Antonio Puccinelli (19 March 1822, Castelfranco di Sotto - 22 July 1897, Florence) was an Italian painter; one of the group known as the "Macchiaioli".

== Biography ==
He was the son of a tailor and was planning to follow his father in that trade, but a group of local citizens noticed his talent for art. Thanks to a scholarship, he was able to attend the Accademia di Belle Arti di Firenze, where he studied with Giuseppe Bezzuoli. In 1846, he won the Grand Prize there for his painting The Young Moses Tramples the Crown of Pharaoh (Now at the Galleria d'Arte Moderna).

During the Revolutions of 1848, he enlisted in the Tuscan Expeditionary Corps and fought in the First Italian War of Independence. After the war's end, he received another scholarship and spent three years in Rome (1849-1852), where he worked with Tommaso Minardi and was influenced by purismo. He was also attracted to the works of Dominique Ingres.

He was among the first artists to become habitués of the Caffè Michelangiolo, which was a favorite meeting place of the Macchiaioli (a group that rejected the prevailing Academicism), until 1870. His first painting in the new style came in 1852, with La passeggiata del Muro Torto (Walking Tour at the Muro Torto).

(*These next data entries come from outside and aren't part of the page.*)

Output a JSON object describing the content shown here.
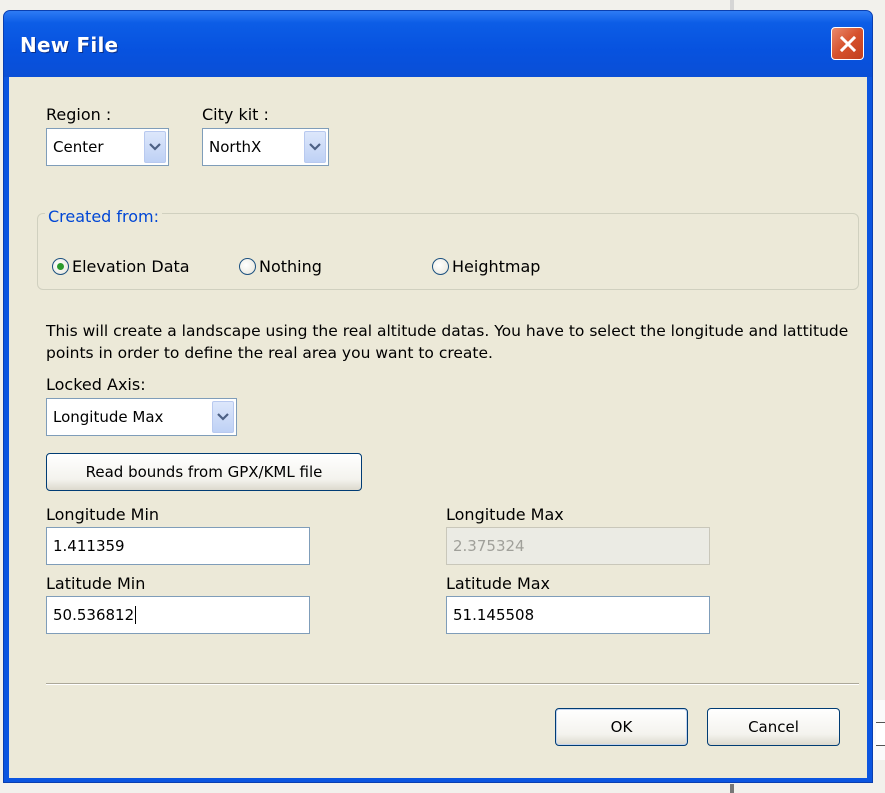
{
  "dialog": {
    "title": "New File"
  },
  "region": {
    "label": "Region :",
    "value": "Center"
  },
  "city_kit": {
    "label": "City kit :",
    "value": "NorthX"
  },
  "created_from": {
    "legend": "Created from:",
    "options": [
      {
        "label": "Elevation Data",
        "selected": true
      },
      {
        "label": "Nothing",
        "selected": false
      },
      {
        "label": "Heightmap",
        "selected": false
      }
    ]
  },
  "description": "This will create a landscape using the real altitude datas. You have to select the longitude and lattitude points in order to define the real area you want to create.",
  "locked_axis": {
    "label": "Locked Axis:",
    "value": "Longitude Max"
  },
  "read_bounds_label": "Read bounds from GPX/KML file",
  "fields": {
    "longitude_min": {
      "label": "Longitude Min",
      "value": "1.411359"
    },
    "longitude_max": {
      "label": "Longitude Max",
      "value": "2.375324",
      "disabled": true
    },
    "latitude_min": {
      "label": "Latitude Min",
      "value": "50.536812"
    },
    "latitude_max": {
      "label": "Latitude Max",
      "value": "51.145508"
    }
  },
  "buttons": {
    "ok": "OK",
    "cancel": "Cancel"
  },
  "colors": {
    "titlebar": "#0752df",
    "client_bg": "#ece9d8",
    "group_legend": "#0046d5",
    "close_button": "#d6512c"
  }
}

Shortly after, he opened a studio in Florence and became a Professor at the Accademia. In 1859, he was awarded a prize at the Concorso Ricasoli for his portrait of Vincenzo Gioberti. He also participated in the Esposizione Nazionale of 1861. His success there resulted in an appointment as a professor at the Accademia di Belle Arti di Bologna.

In 1862, he married Francesca Guasconi, with whom he had been having a relationship for ten years. This was probably a last wish, as she died shortly thereafter and he married Adelaide Badioli, a cousin of one of his students.

In the years after 1872, for unknown reasons, his output gradually decreased. In 1897, he retired from the Accademia in Bologna and died not long after.